The VT500 has a buzzer, but no light besides the LCD screen. The screen is only on one side and you can't always position the tool so that it's visible. This is particularly frustrating when you're using it to test an outlet, which is almost never going to be oriented properly for you to see the screen.
Kaiweets says the VT500 can also be used as a screwdriver. I opened it up to see how bad of an idea that is. The probe^W screwdriver's connection to the PCB is a solderless friction fit, so you're not going to damage the PCB. What'll happen is you'll break that little piece of black plastic holding the tip in place.
I think the VT500 would be most useful for electrical roulette: Use the built-in screwdriver to remove an outlet wall plate, then close your eyes and see if you can get a contactless reading with the metal tip.
Kaiweet's ST100 made a better impression. It has a traditional plastic tip, and in addition to being a contactless voltage tester, also contains a multimeter. It's much larger than the others, but is surprisingly light. The casing feel very thin, though, like it would be easy to break. It includes a pair of leads, for the multimeter function.
I checked it against a calibrated DMMCheck Plus reference source:
1% accuracy (for everything but capacitance) is sufficient for most uses and quite good for a pocket-sized $20 voltmeter.
Continuity testing works, but is very slow.
My favorite feature of the ST100 is that it has a six-bar LED to indicate voltage level or how close you are to the power source. If you rotate it around a cylindrical power cable, you can figure out which side the hot wire is on. It's a fun feature, but I haven't figure out when it would be useful. Please post in the comments if you have any ideas.

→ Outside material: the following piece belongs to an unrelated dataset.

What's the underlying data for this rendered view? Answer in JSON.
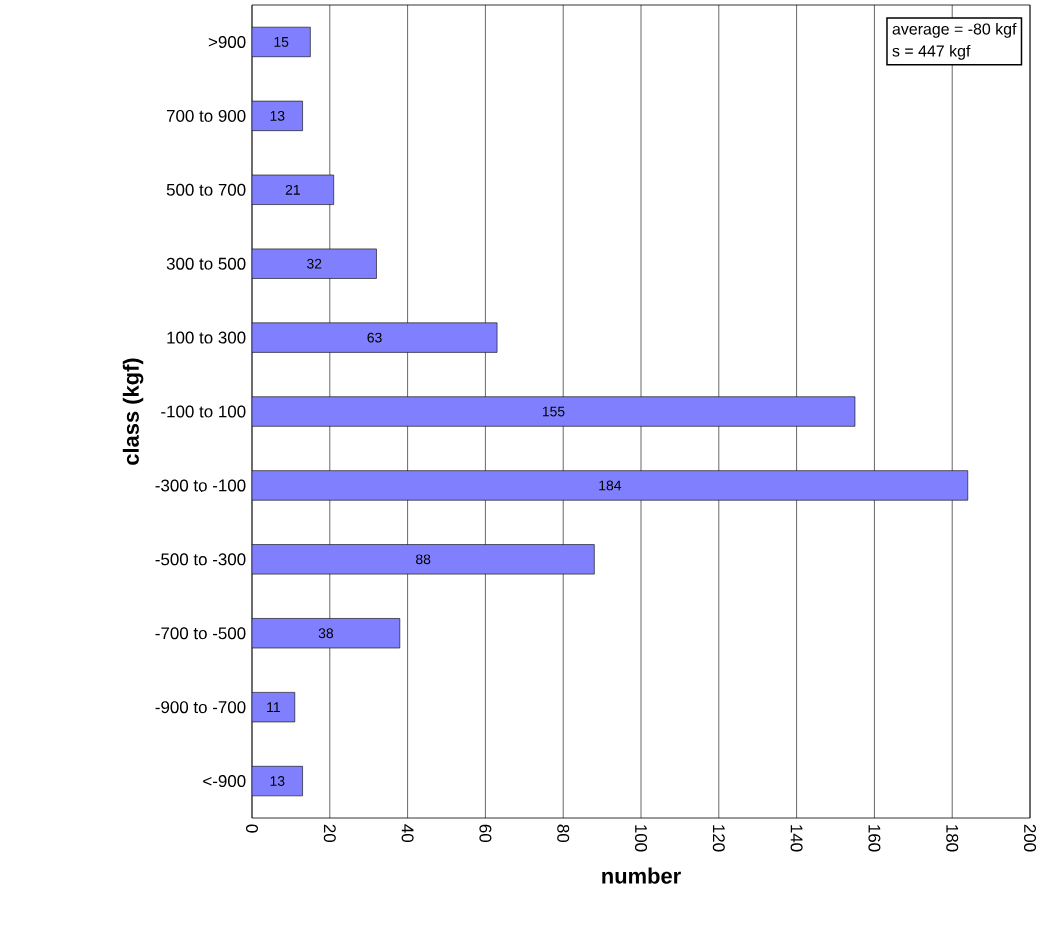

I think the use case for the ST100 is you rarely need a contactless voltage tester and you want a neat toy to keep in your backpack or car.
Testing in an outlet
All of the testers work when laid against a wire, but–amazingly–only the Ideal VoltAware and Kaiweets fit all the outlets and power strips in my house. The tips on the Fluke and Craftsman are too thick for about half of them.
As a contactless voltage tester, the Ideal VoltAware is by far my top pick. As I finish editing this article, I see that it's listed as discontinued on Ideal's website. I hope it will be replaced with something similar. At this writing, the current version is still in stock at Amazon, Lowes, and many other stores.
If you're a hobbyist, and want a neat little portable voltage tester, the Kaiweets ST100 could be a fun device.
Of the five devices compared here, the Ideal VoltAware and the Kaiweets ST100 are the only ones I would consider purchasing.
Kaiweets offered us a 15% coupon and a 15% commission, which I declined. You can find many such coupons by searching youtube for kaiweets 15%.